Bar five of Schubert's art song entitled Nacht und Träume. The vocal part, including the melody notes and the text, is in the top stave. The two staves below are the piano part.

An art song is a Western vocal music composition, usually written for one voice with piano accompaniment, and usually in the classical art music tradition. By extension, the term "art song" is used to refer to the collective genre of such songs (e.g., the "art song repertoire").[1] An art song is most often a musical setting of an independent poem or text,[1] "intended for the concert repertory"[2] "as part of a recital or other relatively formal social occasion".[3] While many vocal music pieces are easily recognized as art songs, others are more difficult to categorize. For example, a wordless vocalise written by a classical composer is sometimes considered an art song[1] and sometimes not.[4]
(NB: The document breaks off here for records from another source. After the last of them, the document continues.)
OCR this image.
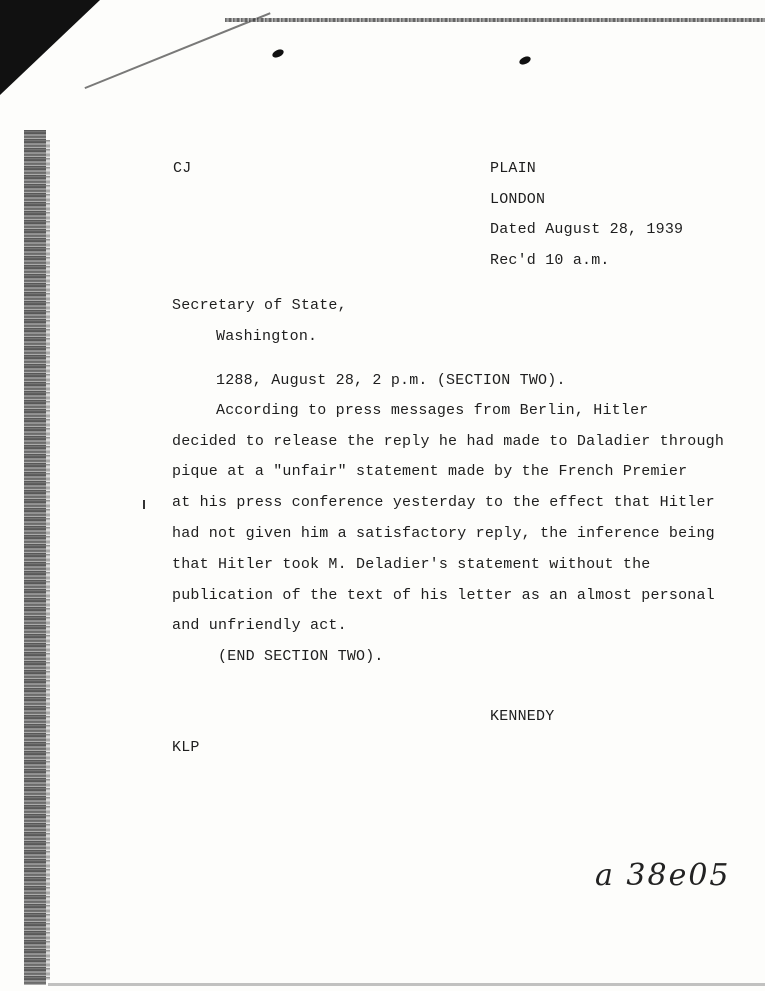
CJ	PLAIN
LONDON
Dated August 28, 1939
Rec'd 10 a.m.
Secretary of State,
Washington.
1288, August 28, 2 p.m. (SECTION TWO).
According to press messages from Berlin, Hitler
decided to release the reply he had made to Daladier through
pique at a "unfair" statement made by the French Premier
at his press conference yesterday to the effect that Hitler
had not given him a satisfactory reply, the inference being
that Hitler took M. Deladier's statement without the
publication of the text of his letter as an almost personal
and unfriendly act.
(END SECTION TWO).
KENNEDY
KLP
a 38e05
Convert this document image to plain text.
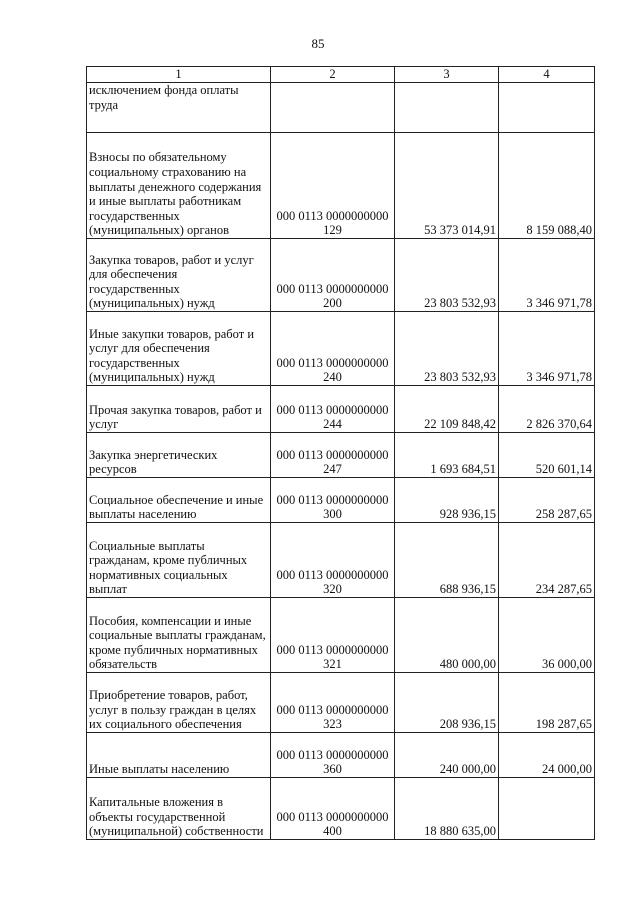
85
1	2	3	4
исключением фонда оплаты труда			
Взносы по обязательному социальному страхованию на выплаты денежного содержания и иные выплаты работникам государственных (муниципальных) органов	000 0113 0000000000 129	53 373 014,91	8 159 088,40
Закупка товаров, работ и услуг для обеспечения государственных (муниципальных) нужд	000 0113 0000000000 200	23 803 532,93	3 346 971,78
Иные закупки товаров, работ и услуг для обеспечения государственных (муниципальных) нужд	000 0113 0000000000 240	23 803 532,93	3 346 971,78
Прочая закупка товаров, работ и услуг	000 0113 0000000000 244	22 109 848,42	2 826 370,64
Закупка энергетических ресурсов	000 0113 0000000000 247	1 693 684,51	520 601,14
Социальное обеспечение и иные выплаты населению	000 0113 0000000000 300	928 936,15	258 287,65
Социальные выплаты гражданам, кроме публичных нормативных социальных выплат	000 0113 0000000000 320	688 936,15	234 287,65
Пособия, компенсации и иные социальные выплаты гражданам, кроме публичных нормативных обязательств	000 0113 0000000000 321	480 000,00	36 000,00
Приобретение товаров, работ, услуг в пользу граждан в целях их социального обеспечения	000 0113 0000000000 323	208 936,15	198 287,65
Иные выплаты населению	000 0113 0000000000 360	240 000,00	24 000,00
Капитальные вложения в объекты государственной (муниципальной) собственности	000 0113 0000000000 400	18 880 635,00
Other factors help define art songs:

  • Songs that are part of a staged work (such as an aria from an opera or a song from a musical) are not usually considered art songs.[5] However, some Baroque arias that "appear with great frequency in recital performance"[5] are now included in the art song repertoire.
  • Songs with instruments besides piano (e.g., cello and piano) and/or other singers are referred to as "vocal chamber music", and are usually not considered art songs.[6]
  • Songs originally written for voice and orchestra are called "orchestral songs" and are not usually considered art songs, unless their original version was for solo voice and piano.[7]
  • Folk songs and traditional songs are generally not considered art songs, unless they are art music-style concert arrangements with piano accompaniment written by a specific composer[8] Several examples of these songs include Aaron Copland's two volumes of Old American Songs, the Folksong arrangements by Benjamin Britten,[9] and the Siete canciones populares españolas (Seven Spanish Folksongs) by Manuel de Falla.
  • There is no agreement regarding sacred songs. Many song settings of biblical or sacred texts were composed for the concert stage and not for religious services; these are widely known as art songs (for example, the Vier ernste Gesänge by Johannes Brahms). Other sacred songs may or may not be considered art songs.[10]
  • A group of art songs composed to be performed in a group to form a narrative or dramatic whole is called a song cycle.
  1. ^ a b c Meister, An Introduction to the Art Song, pp. 11–17.
  2. ^ Art Song, Grove Online
  3. ^ Randel, Harvard Dictionary of Music, p. 61
  4. ^ Kimball, Introduction, p. xiii
  5. ^ a b Kimball, p. xiv
  6. ^ Meister calls it "a variety of art song" (p. 13); Kimball does not include these works in her study of art songs.(p. xiv)
  7. ^ Meister, p. 14, and Kimball, p. xiv
  8. ^ Meister refers to them as a "hybrid medium", p. 14
  9. ^ Benjamin Britten, Complete Folksong Arrangements (61 Songs), edited by Richard Walters, Boosey & Hawkes #M051933747, ISBN 1423421566
  10. ^ Neither Meister nor Kimball mention sacred songs generally, but both discuss the Brahms songs and selected other works in their books on art song.